On Day 2 I scored almost perfect weather – no snow and even more importantly no headwind which typically whips down from the northeast. The road/channel was flanked to the east by a small treed escarpment; to the west, the vast floodplain. As I headed north, the vegetation became lower and lower and the escarpment dissipated. Overnight I had added two rows of studs to my front tyre (a very laborious task), and that proved to be a good move. I gripped the ice with more assurance, though I still treated the surface with a lot of respect. I didn’t fancy any more heavy falls on the rock hard ice.

It was a beautiful light for most of the day, but particularly in the long twilight. The evening Arctic light has been a feature of this journey, with each day longer by about 8 minutes. I ended up covering 88km, more than I had planned because I felt it important to make the most of the calm conditions. 
It was just as well I only set myself around 50km for the final day, because overnight the wind picked up significantly. The ambient temperature was around -13C but the wind chill made it closer to -30C. Snow drifted across the ice making it appear as a steamy swamp. I was given a new face mask to try and that proved to be very timely. Within an hour of setting off I managed to ‘grow’ my best icicle, a double spiked ice beard, about 7cm long! It may have only been a short day in distance, but the northeast headwind was brutal and I quickly decided to approach the task as I would any other full day. There’s always a sting in the tail!
Theresa is a keen mountain biker and so she decided to ride the spare bike and did two significant sessions, one starting out from the bus, and then again when she was a little closer to Tuk. There were also a couple of others from Yellowknife riding the road. They’d taken 4 days and this too was their final day. They started about 16km ahead of us and earlier as well, but we all reached the destination at a similar time.

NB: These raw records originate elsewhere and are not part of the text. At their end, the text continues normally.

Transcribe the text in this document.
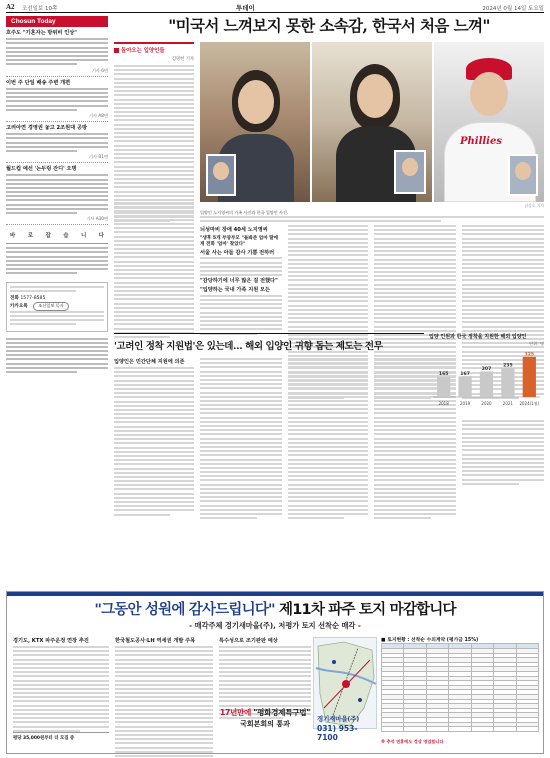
A2 조선일보 10쪽	투데이	2024년 0월 14일 토요일
Chosun Today
호주도 "기혼자는 방위비 인상"
기사 6면
이번 주 단일 배송 주변 개편
기사 A8면
고려아연 경영권 놓고 2조원대 공방
기사 B1면
월드컵 예선 '논두렁 잔디' 오명
기사 A30면
바 로 잡 습 니 다
전화 1577-8585
카카오톡 조선일보 독자
"미국서 느껴보지 못한 소속감, 한국서 처음 느껴"
돌아오는 입양인들
김영헌 기자
Phillies
남강호 기자
입양인 노지영씨의 가족 사진과 한국 입양인 사진.
뇌성마비 장애 40세 노지영씨
"생후 5개 부양부모 "돌봐준 엄마 딸에 게 전화 '엄마' 찾았다"
서울 사는 아들 감사 기쁨 전하러
"감당하기에 너무 많은 걸 전했다"
"입양하는 국내 가족 지원 모든
'고려인 정착 지원법'은 있는데… 해외 입양인 귀향 돕는 제도는 전무
입양인은 민간단체 지원에 의존
입양 인원과 한국 정착을 지원한 해외 입양인
단위: 명
165
2018
167
2019
207
2020
235
2021
325
2024(1월)
"그동안 성원에 감사드립니다" 제11차 파주 토지 마감합니다
- 매각주체 경기새마을(주), 저평가 토지 선착순 매각 -
경기도, KTX 파주운정 연장 추진	한국철도공사·LH 역세권 개발 주목	특수성으로 조기완판 예상
17년만에 "평화경제특구법"
국회본회의 통과
경기새마을(주)
031) 953-7100
■ 토지현황 : 선착순 수의계약 (평가금 15%)

평당 35,000원부터 더 모집 중
※ 추석 연휴에도 정상 영업합니다
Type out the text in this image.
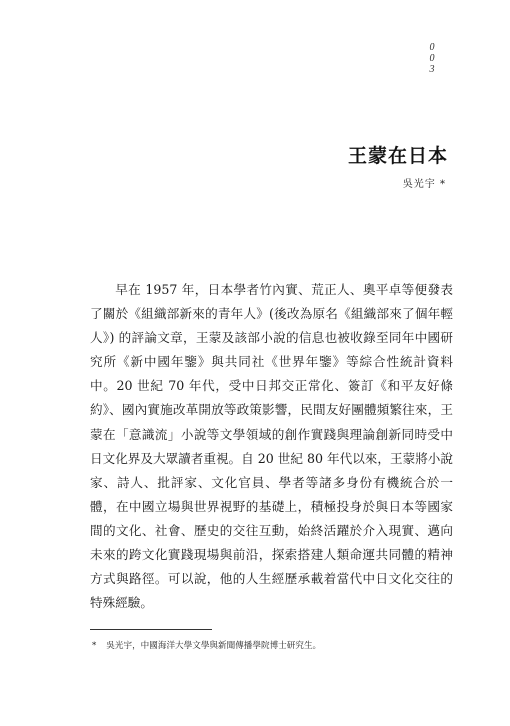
0
0
3
王蒙在日本
吳光宇 *

早在 1957 年，日本學者竹內實、荒正人、奧平卓等便發表了關於《組織部新來的青年人》(後改為原名《組織部來了個年輕人》) 的評論文章，王蒙及該部小說的信息也被收錄至同年中國研究所《新中國年鑒》與共同社《世界年鑒》等綜合性統計資料中。20 世紀 70 年代，受中日邦交正常化、簽訂《和平友好條約》、國內實施改革開放等政策影響，民間友好團體頻繁往來，王蒙在「意識流」小說等文學領域的創作實踐與理論創新同時受中日文化界及大眾讀者重視。自 20 世紀 80 年代以來，王蒙將小說家、詩人、批評家、文化官員、學者等諸多身份有機統合於一體，在中國立場與世界視野的基礎上，積極投身於與日本等國家間的文化、社會、歷史的交往互動，始終活躍於介入現實、邁向未來的跨文化實踐現場與前沿，探索搭建人類命運共同體的精神方式與路徑。可以說，他的人生經歷承載着當代中日文化交往的特殊經驗。

* 吳光宇，中國海洋大學文學與新聞傳播學院博士研究生。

Tuk felt like the end of the world, the end of the road at least. Claudio and I spent some time to record the moment and the remote town. I’m sure with the new all-weather road soon in service, life will change there. There will be little use for the barges that currently line the docks outside Inuvik now that goods and services will be transported via the new road all year round. 

We headed back down the ice road a little way and camped before heading back to Inuvik in time for Claudio to fly out tomorrow.